In some people’s eyes though that brings up two more points of contention. The first one is why Evatt felt it was necessary to go public when it could easily have been kept behind-the-scenes. Many extremely successful managers have pointed out how their style usually involved supporting the players publicly while giving their talking to privately and keeping them out of the negative spotlight as much as they can. It’s certainly uncommon for a manager to be so open about how they feel in the press regarding specific people. Again, this just wins over a good section of fans who appreciate a manager who is willing to bite the bullet and not be shy about what he feels in a time when many managers are vague and give fairly bland cookie-cutter interviews.
The second point though is absolutely the most contentious is his use of the phrase “man up”. In the modern day when the traditional gender roles are being broken and the lines of behaviour being labelled as feminine and masculine blur more and more, this phrasing really doesn’t wash with that everchanging scenario. Even if Evatt meant it to mean that Crellin can’t afford to make these kind of schoolboy errors if he wants to make it at the professional level, it’s considered by many people to be an outdated idiom that no matter the intended use, always has negative connotations. That’s possibly a perception that’s too black-and-white but if there is a more clearer and cleaner way to phrase it, why didn’t Evatt just use it? Maybe he was still heated from the result or he just didn’t think much of it but the intention was clearly not malicious in nature. He called Crellin a fantastic keeper before those words came out but the damage was done. It’s a real shame that some context gets lost when you isolate a certain phrase but that’s just how things go sometimes.
Really, whatever side you lean to on this, the only real way we’ll be able to tell if this sort of approach was acceptable is when we next see Crellin play on Tuesday. If his confidence has been knocked by this public call out, we’ll be able to tell by his performance. So far in his Bolton career, outside of his mistakes, Crellin has proved himself a very forward thinking keeper. Whenever he gathers the ball, he immediately looks to throw the ball out for a counter-attack. He’s proven himself unafraid of coming out his area to jockey players who’ve slipped past our defence and he’s been vocal. If we saw less of these actions on Tuesday then we can probably more concretely call that Evatt has damaged Crellin’s confidence in himself. However, if Crellin plays smarter, continues to try and command his area and attempt to be stronger and smarter in his goalkeeping, especially in the air where his weakness was against Cambridge, then we can say that the public bollocking was worth it.
No fan can deny that Crellin has made some costly mistakes so far in his time here.
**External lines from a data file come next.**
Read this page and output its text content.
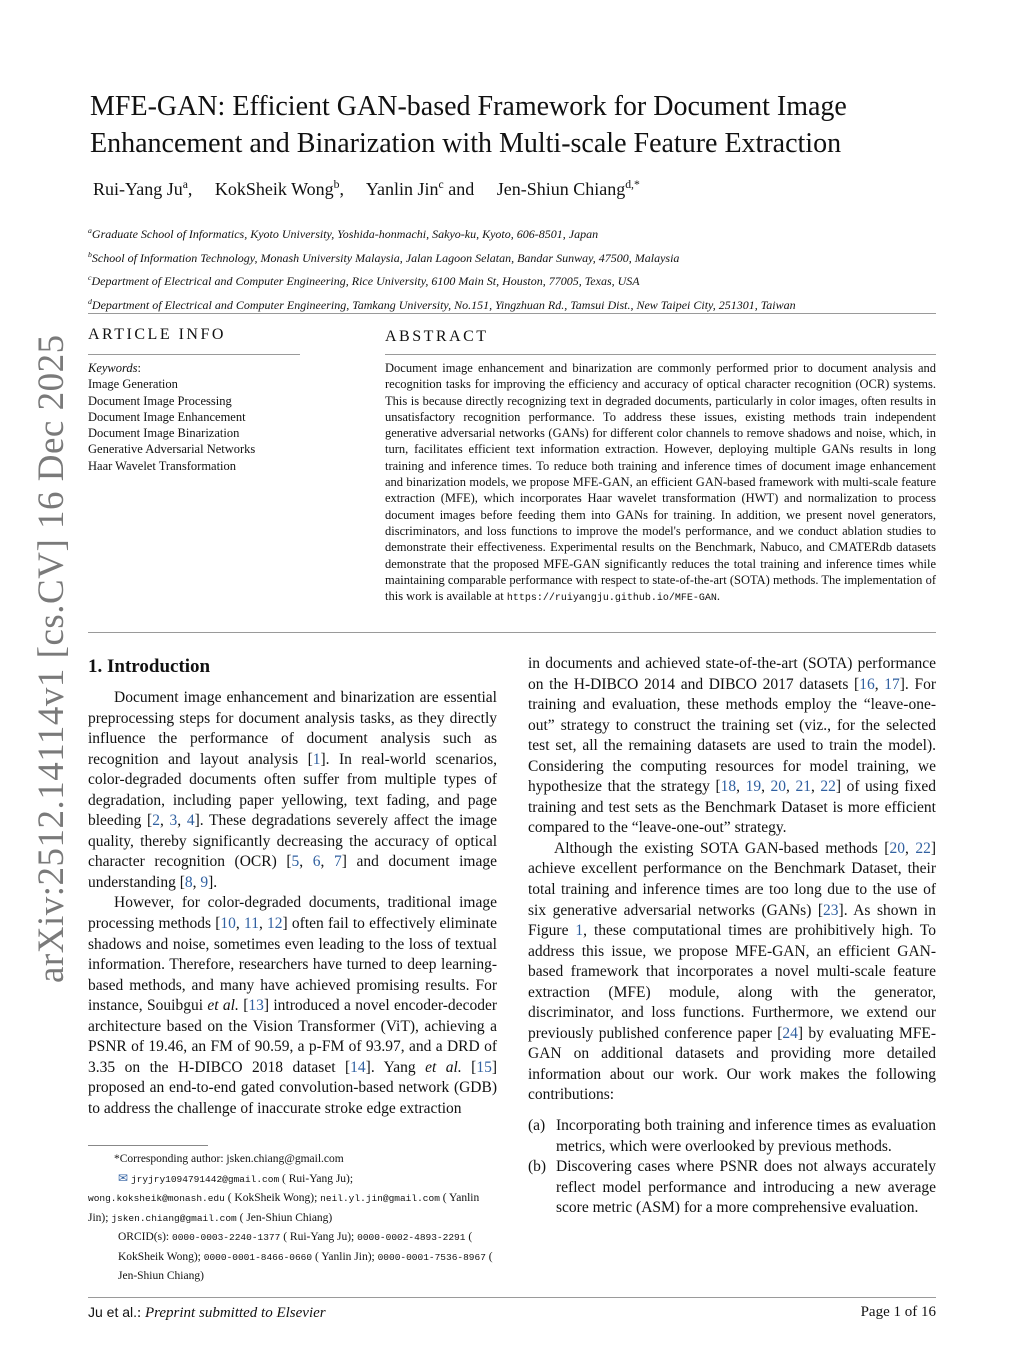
arXiv:2512.14114v1 [cs.CV] 16 Dec 2025
MFE-GAN: Efficient GAN-based Framework for Document Image
Enhancement and Binarization with Multi-scale Feature Extraction
Rui-Yang Ju$^a$, KokSheik Wong$^b$, Yanlin Jin$^c$ and Jen-Shiun Chiang$^{d,*}$
$^a$Graduate School of Informatics, Kyoto University, Yoshida-honmachi, Sakyo-ku, Kyoto, 606-8501, Japan
$^b$School of Information Technology, Monash University Malaysia, Jalan Lagoon Selatan, Bandar Sunway, 47500, Malaysia
$^c$Department of Electrical and Computer Engineering, Rice University, 6100 Main St, Houston, 77005, Texas, USA
$^d$Department of Electrical and Computer Engineering, Tamkang University, No.151, Yingzhuan Rd., Tamsui Dist., New Taipei City, 251301, Taiwan
ARTICLE INFO	ABSTRACT
Keywords:
Image Generation
Document Image Processing
Document Image Enhancement
Document Image Binarization
Generative Adversarial Networks
Haar Wavelet Transformation
Document image enhancement and binarization are commonly performed prior to document analysis and recognition tasks for improving the efficiency and accuracy of optical character recognition (OCR) systems. This is because directly recognizing text in degraded documents, particularly in color images, often results in unsatisfactory recognition performance. To address these issues, existing methods train independent generative adversarial networks (GANs) for different color channels to remove shadows and noise, which, in turn, facilitates efficient text information extraction. However, deploying multiple GANs results in long training and inference times. To reduce both training and inference times of document image enhancement and binarization models, we propose MFE-GAN, an efficient GAN-based framework with multi-scale feature extraction (MFE), which incorporates Haar wavelet transformation (HWT) and normalization to process document images before feeding them into GANs for training. In addition, we present novel generators, discriminators, and loss functions to improve the model's performance, and we conduct ablation studies to demonstrate their effectiveness. Experimental results on the Benchmark, Nabuco, and CMATERdb datasets demonstrate that the proposed MFE-GAN significantly reduces the total training and inference times while maintaining comparable performance with respect to state-of-the-art (SOTA) methods. The implementation of this work is available at https://ruiyangju.github.io/MFE-GAN.
1. Introduction

Document image enhancement and binarization are essential preprocessing steps for document analysis tasks, as they directly influence the performance of document analysis such as recognition and layout analysis [1]. In real-world scenarios, color-degraded documents often suffer from multiple types of degradation, including paper yellowing, text fading, and page bleeding [2, 3, 4]. These degradations severely affect the image quality, thereby significantly decreasing the accuracy of optical character recognition (OCR) [5, 6, 7] and document image understanding [8, 9].

However, for color-degraded documents, traditional image processing methods [10, 11, 12] often fail to effectively eliminate shadows and noise, sometimes even leading to the loss of textual information. Therefore, researchers have turned to deep learning-based methods, and many have achieved promising results. For instance, Souibgui et al. [13] introduced a novel encoder-decoder architecture based on the Vision Transformer (ViT), achieving a PSNR of 19.46, an FM of 90.59, a p-FM of 93.97, and a DRD of 3.35 on the H-DIBCO 2018 dataset [14]. Yang et al. [15] proposed an end-to-end gated convolution-based network (GDB) to address the challenge of inaccurate stroke edge extraction

in documents and achieved state-of-the-art (SOTA) performance on the H-DIBCO 2014 and DIBCO 2017 datasets [16, 17]. For training and evaluation, these methods employ the “leave-one-out” strategy to construct the training set (viz., for the selected test set, all the remaining datasets are used to train the model). Considering the computing resources for model training, we hypothesize that the strategy [18, 19, 20, 21, 22] of using fixed training and test sets as the Benchmark Dataset is more efficient compared to the “leave-one-out” strategy.

Although the existing SOTA GAN-based methods [20, 22] achieve excellent performance on the Benchmark Dataset, their total training and inference times are too long due to the use of six generative adversarial networks (GANs) [23]. As shown in Figure 1, these computational times are prohibitively high. To address this issue, we propose MFE-GAN, an efficient GAN-based framework that incorporates a novel multi-scale feature extraction (MFE) module, along with the generator, discriminator, and loss functions. Furthermore, we extend our previously published conference paper [24] by evaluating MFE-GAN on additional datasets and providing more detailed information about our work. Our work makes the following contributions:

(a) Incorporating both training and inference times as evaluation metrics, which were overlooked by previous methods.
(b) Discovering cases where PSNR does not always accurately reflect model performance and introducing a new average score metric (ASM) for a more comprehensive evaluation.
*Corresponding author: jsken.chiang@gmail.com
✉ jryjry1094791442@gmail.com ( Rui-Yang Ju);
wong.koksheik@monash.edu ( KokSheik Wong); neil.yl.jin@gmail.com ( Yanlin Jin); jsken.chiang@gmail.com ( Jen-Shiun Chiang)
ORCID(s): 0000-0003-2240-1377 ( Rui-Yang Ju); 0000-0002-4893-2291 ( KokSheik Wong); 0000-0001-8466-0660 ( Yanlin Jin); 0000-0001-7536-8967 ( Jen-Shiun Chiang)
Ju et al.: Preprint submitted to Elsevier	Page 1 of 16
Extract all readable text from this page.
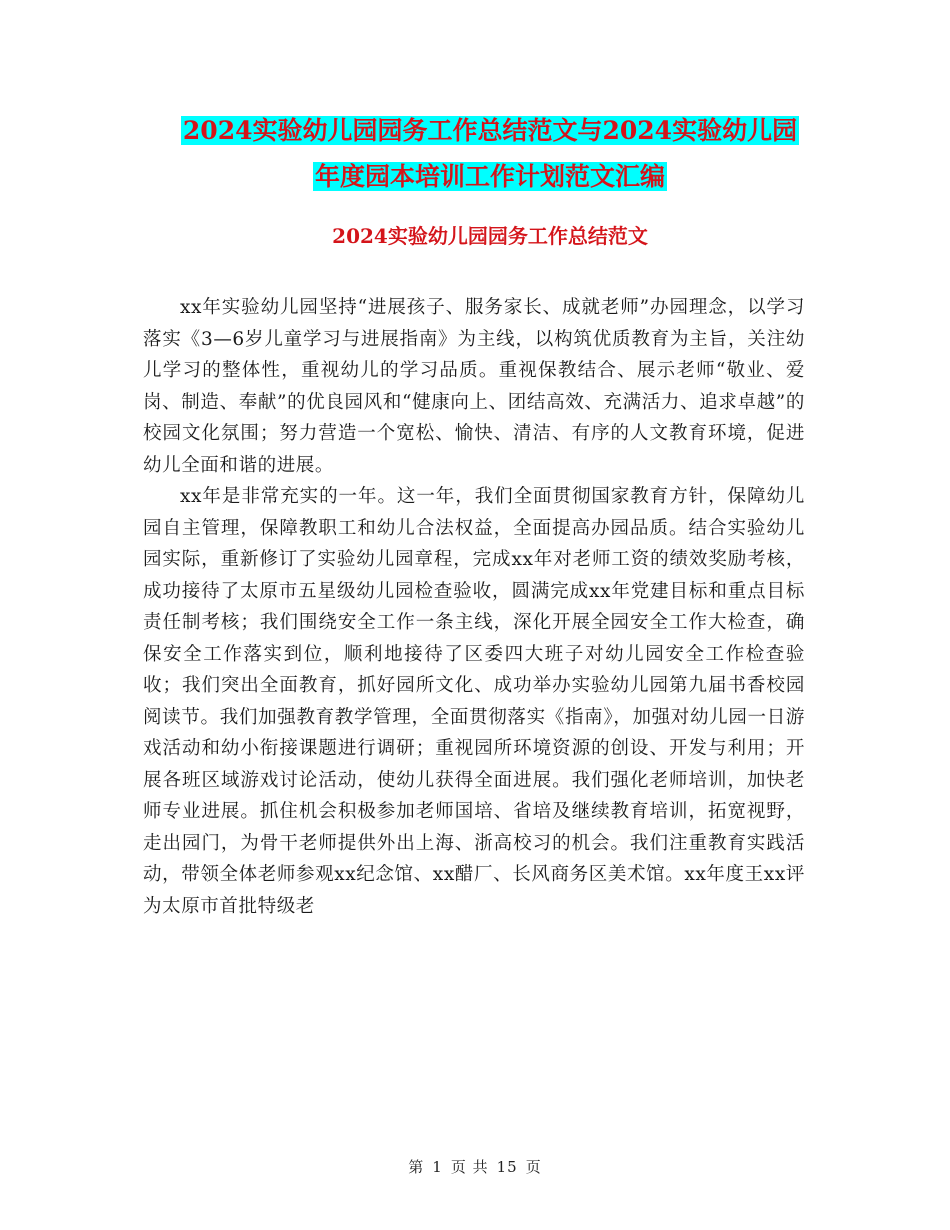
2024实验幼儿园园务工作总结范文与2024实验幼儿园
年度园本培训工作计划范文汇编
2024实验幼儿园园务工作总结范文

xx年实验幼儿园坚持“进展孩子、服务家长、成就老师”办园理念，以学习落实《3—6岁儿童学习与进展指南》为主线，以构筑优质教育为主旨，关注幼儿学习的整体性，重视幼儿的学习品质。重视保教结合、展示老师“敬业、爱岗、制造、奉献”的优良园风和“健康向上、团结高效、充满活力、追求卓越”的校园文化氛围；努力营造一个宽松、愉快、清洁、有序的人文教育环境，促进幼儿全面和谐的进展。

xx年是非常充实的一年。这一年，我们全面贯彻国家教育方针，保障幼儿园自主管理，保障教职工和幼儿合法权益，全面提高办园品质。结合实验幼儿园实际，重新修订了实验幼儿园章程，完成xx年对老师工资的绩效奖励考核，成功接待了太原市五星级幼儿园检查验收，圆满完成xx年党建目标和重点目标责任制考核；我们围绕安全工作一条主线，深化开展全园安全工作大检查，确保安全工作落实到位，顺利地接待了区委四大班子对幼儿园安全工作检查验收；我们突出全面教育，抓好园所文化、成功举办实验幼儿园第九届书香校园阅读节。我们加强教育教学管理，全面贯彻落实《指南》，加强对幼儿园一日游戏活动和幼小衔接课题进行调研；重视园所环境资源的创设、开发与利用；开展各班区域游戏讨论活动，使幼儿获得全面进展。我们强化老师培训，加快老师专业进展。抓住机会积极参加老师国培、省培及继续教育培训，拓宽视野，走出园门，为骨干老师提供外出上海、浙高校习的机会。我们注重教育实践活动，带领全体老师参观xx纪念馆、xx醋厂、长风商务区美术馆。xx年度王xx评为太原市首批特级老

第 1 页 共 15 页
You’d have to be outright ignorant to not see that. He does absolutely have to do better and who’s to say Evatt hasn’t tried the arm around the shoulder approach after his mistakes against Barrow, Newport and Colchester. Maybe Evatt had to try something different. Chris Wilder tried something similar with Dean Henderson and while he used different phrasing, he got the results he wanted. There is precedent for this kind of approach working. Time will tell but hopefully, we’ll be talking way more about the football and another positive performance rather than an individuals errors.